Epistle: 2nd Corinthians 11:21 to 12:9

To my shame I must confess that we have been too weak to do such things. But what anyone else dares to claim—I speak with absolute foolishness now—I, too, will dare. Are they Hebrews? So am I! Are they Israelites? So am I! Are they seed of Abraham? So am I! Are they ministers of Christ? Now I am talking like a fool—I am more: with my many more labors and imprisonments, with far worse beatings and frequent brushes with death. Five times at the hands of the Jews I received forty lashes less one; three times I was beaten with rods; I was stoned once, shipwrecked three times; I passed a day and a night on the sea.
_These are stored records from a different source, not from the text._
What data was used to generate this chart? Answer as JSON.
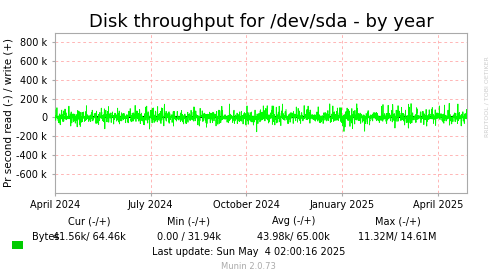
{
  "title": "Disk throughput for /dev/sda - by year",
  "ylabel": "Pr second read (-) / write (+)",
  "background_color": "#ffffff",
  "plot_bg_color": "#ffffff",
  "grid_color": "#ff9999",
  "border_color": "#aaaaaa",
  "ylim": [
    -800000,
    900000
  ],
  "yticks": [
    -600000,
    -400000,
    -200000,
    0,
    200000,
    400000,
    600000,
    800000
  ],
  "ytick_labels": [
    "-600 k",
    "-400 k",
    "-200 k",
    "0",
    "200 k",
    "400 k",
    "600 k",
    "800 k"
  ],
  "xlim_start": 1711843200,
  "xlim_end": 1746057600,
  "xtick_positions": [
    1711843200,
    1719792000,
    1727740800,
    1735689600,
    1743638400
  ],
  "xtick_labels": [
    "April 2024",
    "July 2024",
    "October 2024",
    "January 2025",
    "April 2025"
  ],
  "line_color": "#00ff00",
  "zero_line_color": "#000000",
  "legend_label": "Bytes",
  "legend_color": "#00cc00",
  "footer_text": "Last update: Sun May  4 02:00:16 2025",
  "munin_text": "Munin 2.0.73",
  "rrdtool_text": "RRDTOOL / TOBI OETIKER",
  "title_fontsize": 13,
  "axis_fontsize": 7.5,
  "tick_fontsize": 7,
  "stats_fontsize": 7
}
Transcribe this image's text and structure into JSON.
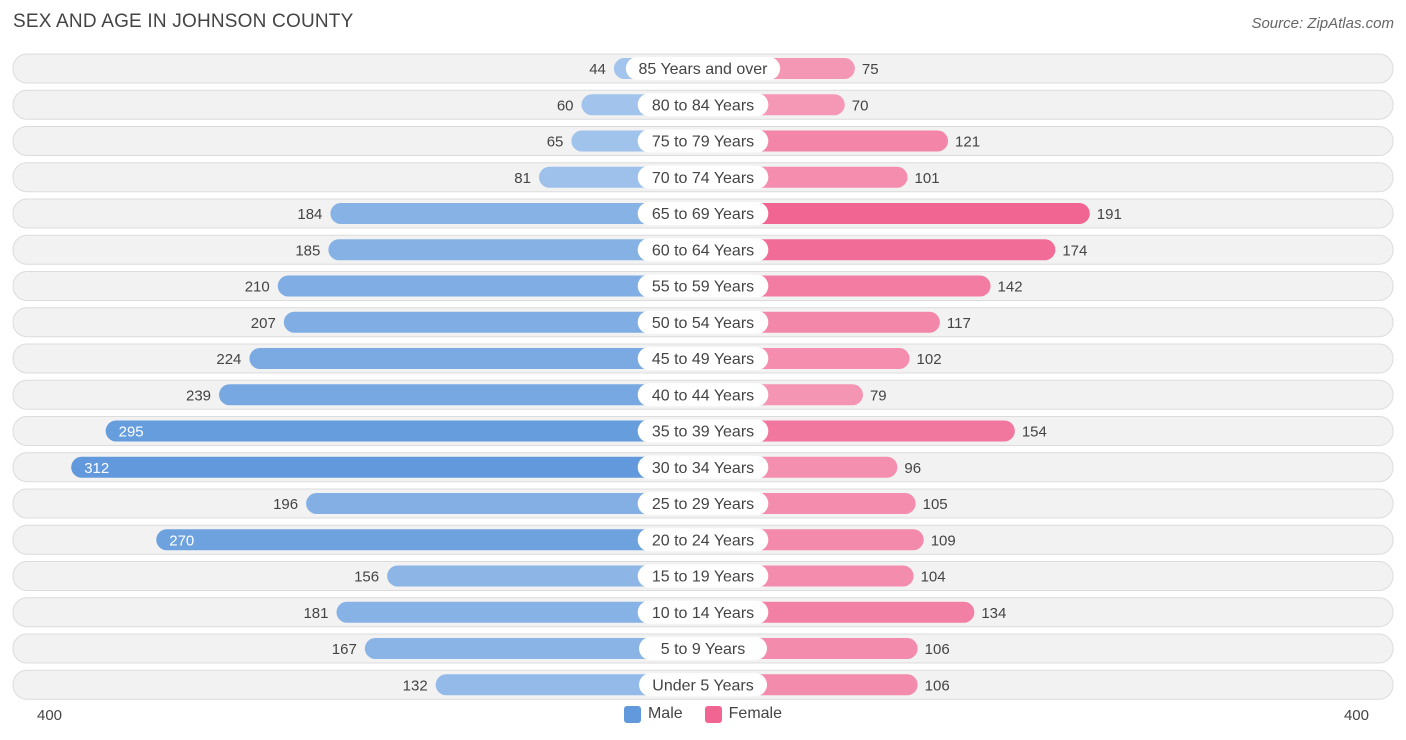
{
  "title": "SEX AND AGE IN JOHNSON COUNTY",
  "source": "Source: ZipAtlas.com",
  "colors": {
    "male_light": "#a8c8ee",
    "male_dark": "#6199dc",
    "female_light": "#f6a9c2",
    "female_dark": "#f06591",
    "row_bg": "#f2f2f2",
    "row_border": "#dcdcdc"
  },
  "legend": {
    "male": "Male",
    "female": "Female"
  },
  "axis": {
    "left_label": "400",
    "right_label": "400"
  },
  "chart_data": {
    "type": "bar",
    "orientation": "horizontal-diverging",
    "xlim": [
      -400,
      400
    ],
    "categories": [
      "85 Years and over",
      "80 to 84 Years",
      "75 to 79 Years",
      "70 to 74 Years",
      "65 to 69 Years",
      "60 to 64 Years",
      "55 to 59 Years",
      "50 to 54 Years",
      "45 to 49 Years",
      "40 to 44 Years",
      "35 to 39 Years",
      "30 to 34 Years",
      "25 to 29 Years",
      "20 to 24 Years",
      "15 to 19 Years",
      "10 to 14 Years",
      "5 to 9 Years",
      "Under 5 Years"
    ],
    "series": [
      {
        "name": "Male",
        "values": [
          44,
          60,
          65,
          81,
          184,
          185,
          210,
          207,
          224,
          239,
          295,
          312,
          196,
          270,
          156,
          181,
          167,
          132
        ]
      },
      {
        "name": "Female",
        "values": [
          75,
          70,
          121,
          101,
          191,
          174,
          142,
          117,
          102,
          79,
          154,
          96,
          105,
          109,
          104,
          134,
          106,
          106
        ]
      }
    ],
    "legend_position": "bottom-center"
  }
}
I traveled continually, endangered by floods, robbers, my own people, the Gentiles; imperiled in the city, in the desert, at sea, by false brothers; enduring labor, hardship, many sleepless nights; in hunger and thirst and frequent fastings, in cold and nakedness. Leaving other sufferings unmentioned, there is that daily tension pressing on me, my anxiety for all the churches. Who is weak that I am not affected by it? Who is scandalized that I am not aflame with indignation? If I must boast, I will make a point of my weaknesses.
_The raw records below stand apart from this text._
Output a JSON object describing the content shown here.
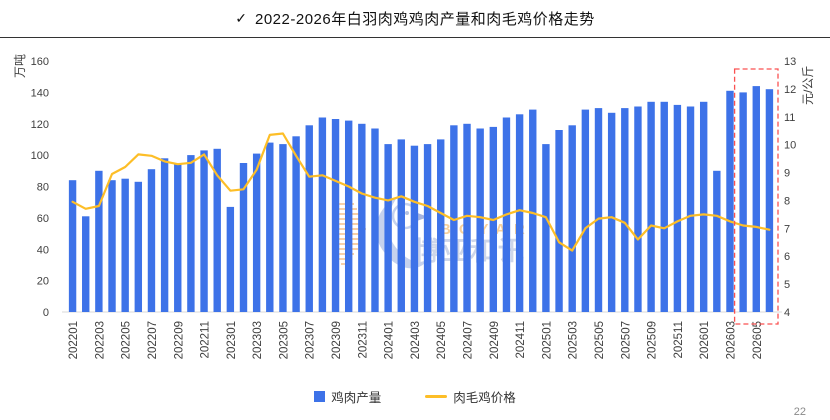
{
  "header": {
    "check": "✓",
    "title": "2022-2026年白羽肉鸡鸡肉产量和肉毛鸡价格走势"
  },
  "watermark": {
    "brand_en": "BOYAR",
    "brand_cn": "博亚和讯"
  },
  "page_number": "22",
  "chart_data": {
    "type": "bar",
    "title": "2022-2026年白羽肉鸡鸡肉产量和肉毛鸡价格走势",
    "categories": [
      "202201",
      "202202",
      "202203",
      "202204",
      "202205",
      "202206",
      "202207",
      "202208",
      "202209",
      "202210",
      "202211",
      "202212",
      "202301",
      "202302",
      "202303",
      "202304",
      "202305",
      "202306",
      "202307",
      "202308",
      "202309",
      "202310",
      "202311",
      "202312",
      "202401",
      "202402",
      "202403",
      "202404",
      "202405",
      "202406",
      "202407",
      "202408",
      "202409",
      "202410",
      "202411",
      "202412",
      "202501",
      "202502",
      "202503",
      "202504",
      "202505",
      "202506",
      "202507",
      "202508",
      "202509",
      "202510",
      "202511",
      "202512",
      "202601",
      "202602",
      "202603",
      "202604",
      "202605",
      "202606"
    ],
    "x_tick_every": 2,
    "series": [
      {
        "name": "鸡肉产量",
        "type": "bar",
        "axis": "left",
        "unit": "万吨",
        "color": "#3D72E8",
        "values": [
          84,
          61,
          90,
          84,
          85,
          83,
          91,
          98,
          94,
          100,
          103,
          104,
          67,
          95,
          101,
          108,
          107,
          112,
          119,
          124,
          123,
          122,
          120,
          117,
          107,
          110,
          106,
          107,
          110,
          119,
          120,
          117,
          118,
          124,
          126,
          129,
          107,
          116,
          119,
          129,
          130,
          127,
          130,
          131,
          134,
          134,
          132,
          131,
          134,
          90,
          141,
          140,
          144,
          142
        ]
      },
      {
        "name": "肉毛鸡价格",
        "type": "line",
        "axis": "right",
        "unit": "元/公斤",
        "color": "#FDBE27",
        "values": [
          7.95,
          7.7,
          7.8,
          8.95,
          9.2,
          9.65,
          9.6,
          9.4,
          9.3,
          9.35,
          9.65,
          8.9,
          8.35,
          8.4,
          9.1,
          10.35,
          10.4,
          9.6,
          8.85,
          8.9,
          8.7,
          8.5,
          8.25,
          8.1,
          8.0,
          8.15,
          7.95,
          7.8,
          7.55,
          7.3,
          7.45,
          7.4,
          7.3,
          7.5,
          7.65,
          7.55,
          7.4,
          6.5,
          6.2,
          7.0,
          7.35,
          7.4,
          7.2,
          6.6,
          7.1,
          7.0,
          7.25,
          7.45,
          7.5,
          7.45,
          7.25,
          7.1,
          7.05,
          6.95
        ]
      }
    ],
    "left_axis": {
      "label": "万吨",
      "min": 0,
      "max": 160,
      "step": 20
    },
    "right_axis": {
      "label": "元/公斤",
      "min": 4,
      "max": 13,
      "step": 1
    },
    "grid": false,
    "legend_position": "bottom",
    "highlight_box": {
      "from": "202604",
      "to": "202606",
      "color": "#FA5151",
      "style": "dashed"
    }
  }
}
The God and Father of the Lord Jesus knows—blessed be he forever—that I do not lie. In Damascus the ethnarch of King Aretas was keeping a close watch on the city in order to arrest me, but I was lowered in a basket through a window in the wall and escaped his hands.
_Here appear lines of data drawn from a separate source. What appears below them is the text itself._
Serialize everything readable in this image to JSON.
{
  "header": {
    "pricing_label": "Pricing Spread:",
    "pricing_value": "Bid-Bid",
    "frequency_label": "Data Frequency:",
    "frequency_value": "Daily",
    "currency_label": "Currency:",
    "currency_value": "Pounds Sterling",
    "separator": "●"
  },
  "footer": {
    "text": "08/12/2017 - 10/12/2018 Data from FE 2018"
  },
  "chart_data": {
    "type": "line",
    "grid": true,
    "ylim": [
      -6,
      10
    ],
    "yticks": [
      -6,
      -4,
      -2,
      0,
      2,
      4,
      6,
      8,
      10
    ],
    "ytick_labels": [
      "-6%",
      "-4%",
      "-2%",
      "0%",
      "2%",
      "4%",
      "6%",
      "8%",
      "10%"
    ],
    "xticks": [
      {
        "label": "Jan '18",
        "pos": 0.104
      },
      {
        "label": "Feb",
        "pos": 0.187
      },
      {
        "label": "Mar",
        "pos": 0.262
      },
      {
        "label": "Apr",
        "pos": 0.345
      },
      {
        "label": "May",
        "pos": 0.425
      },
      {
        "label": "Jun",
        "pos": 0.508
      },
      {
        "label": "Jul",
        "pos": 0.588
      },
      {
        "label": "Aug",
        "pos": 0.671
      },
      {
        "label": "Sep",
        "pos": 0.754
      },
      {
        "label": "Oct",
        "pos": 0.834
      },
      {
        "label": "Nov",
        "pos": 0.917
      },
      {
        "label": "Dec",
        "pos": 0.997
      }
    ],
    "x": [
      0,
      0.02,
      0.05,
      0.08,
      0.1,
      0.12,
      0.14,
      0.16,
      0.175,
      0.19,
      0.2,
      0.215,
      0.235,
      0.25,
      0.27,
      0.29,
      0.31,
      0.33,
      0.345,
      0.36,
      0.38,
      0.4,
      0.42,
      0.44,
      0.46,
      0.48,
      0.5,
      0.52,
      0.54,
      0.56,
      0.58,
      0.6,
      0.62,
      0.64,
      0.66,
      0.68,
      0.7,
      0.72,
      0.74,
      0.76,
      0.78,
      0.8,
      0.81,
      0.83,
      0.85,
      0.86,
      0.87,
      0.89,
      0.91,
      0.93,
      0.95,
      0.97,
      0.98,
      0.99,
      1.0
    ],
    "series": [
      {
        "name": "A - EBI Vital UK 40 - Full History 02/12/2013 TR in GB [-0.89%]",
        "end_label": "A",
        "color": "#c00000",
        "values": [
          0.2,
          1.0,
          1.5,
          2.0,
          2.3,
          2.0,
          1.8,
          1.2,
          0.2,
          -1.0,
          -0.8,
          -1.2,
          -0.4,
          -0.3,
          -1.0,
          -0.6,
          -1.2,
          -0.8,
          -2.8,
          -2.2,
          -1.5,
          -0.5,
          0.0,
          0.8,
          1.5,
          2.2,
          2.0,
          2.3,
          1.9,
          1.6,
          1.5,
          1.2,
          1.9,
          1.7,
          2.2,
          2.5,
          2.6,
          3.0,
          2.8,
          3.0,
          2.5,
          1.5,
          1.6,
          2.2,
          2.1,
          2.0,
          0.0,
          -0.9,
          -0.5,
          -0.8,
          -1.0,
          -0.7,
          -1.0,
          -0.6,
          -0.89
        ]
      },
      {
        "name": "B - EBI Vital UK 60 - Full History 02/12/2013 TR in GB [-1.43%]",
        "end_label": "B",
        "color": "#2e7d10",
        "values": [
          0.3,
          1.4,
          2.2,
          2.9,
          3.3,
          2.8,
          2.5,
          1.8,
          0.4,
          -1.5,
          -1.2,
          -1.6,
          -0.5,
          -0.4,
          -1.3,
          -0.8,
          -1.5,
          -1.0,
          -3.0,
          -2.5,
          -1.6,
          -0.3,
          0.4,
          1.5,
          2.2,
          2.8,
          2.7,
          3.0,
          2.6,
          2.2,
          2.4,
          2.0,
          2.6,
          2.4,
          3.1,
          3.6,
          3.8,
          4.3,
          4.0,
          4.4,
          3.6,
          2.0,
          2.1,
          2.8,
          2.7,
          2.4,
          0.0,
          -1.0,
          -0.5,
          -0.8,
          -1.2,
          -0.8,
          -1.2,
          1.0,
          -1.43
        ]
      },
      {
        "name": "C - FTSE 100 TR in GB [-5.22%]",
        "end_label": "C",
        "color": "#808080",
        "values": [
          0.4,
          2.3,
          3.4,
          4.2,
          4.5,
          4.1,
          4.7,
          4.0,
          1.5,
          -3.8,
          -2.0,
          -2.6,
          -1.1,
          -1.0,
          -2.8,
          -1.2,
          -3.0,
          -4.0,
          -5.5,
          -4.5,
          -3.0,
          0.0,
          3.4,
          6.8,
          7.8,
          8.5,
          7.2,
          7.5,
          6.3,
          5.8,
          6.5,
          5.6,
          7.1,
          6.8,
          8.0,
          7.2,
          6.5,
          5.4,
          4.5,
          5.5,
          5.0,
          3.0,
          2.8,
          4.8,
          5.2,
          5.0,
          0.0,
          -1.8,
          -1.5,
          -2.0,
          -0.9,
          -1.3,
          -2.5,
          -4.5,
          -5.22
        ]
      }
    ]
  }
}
I must go on boasting, however useless it may be, and speak of visions and revelations of the Lord. I know a man in Christ who, fourteen years ago, whether he was in or outside his body I cannot say, only God can say—a man who was snatched up to the third heaven. I know that this man—whether in or outside his body I do not know, God knows—was snatched up to Paradise to hear words which cannot be uttered, words which no man may speak. About this man I will boast; but I will do no boasting about myself unless it be about my weaknesses. And even if I were to boast it would not be folly in me because I would only be telling the truth.

But I refrain, lest anyone think more of me than what he sees in me or hears from my lips. As to the extraordinary revelations, in order that I might not become conceited I was given a thorn in the flesh, an angel of Satan to beat me and keep me from getting proud. Three times I begged the Lord that this might leave me. He said to me, "My grace is enough for you, for in weakness power reaches perfection." And so I willingly boast of my weaknesses instead, that the power of Christ may rest upon me.